When I look in our logs, I see entry after entry like the following for these stuck pods:
Failed to adopt pod ap127331workitemhistorystreamfilifilisit.5e10fd80bbda40df8e7af5c21da88fea. Reason: (422)
HTTP response body: {"kind":"Status","apiVersion":"v1","metadata":{},"status":"Failure","message":"Pod \"ap127331workitemhistorystreamfilifilisit.5e10fd80bbda40df8e7af5c21da88fea\" is invalid: spec: Forbidden: pod updates may not change fields other than `spec.containers[*].image`, `spec.initContainers[*].image`, `spec.activeDeadlineSeconds` or `spec.tolerations` (only additions to existing tolerations)

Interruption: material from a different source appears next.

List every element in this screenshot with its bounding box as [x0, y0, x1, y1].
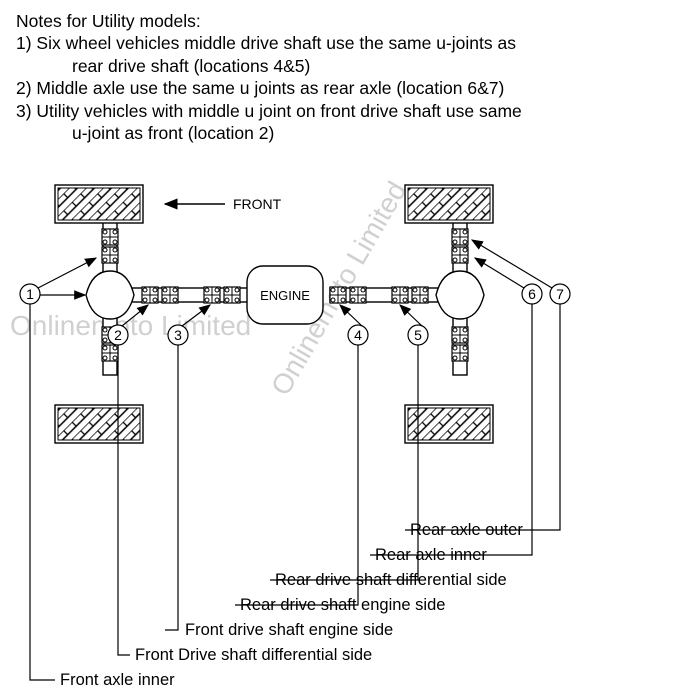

I can't seem to find any rhyme or reason why some pods work fine and others get stuck. This is happening randomly with all DAGs and tasks.
Thanks so much for any help.
The service account assigned to your executor needs patch permission. I updated the role attached to the service account my Kubernetes executor pods execute as, to add permission to "patch":
This allowed airflow jobs to clean up, no longer leaving pods around after the tasks finished.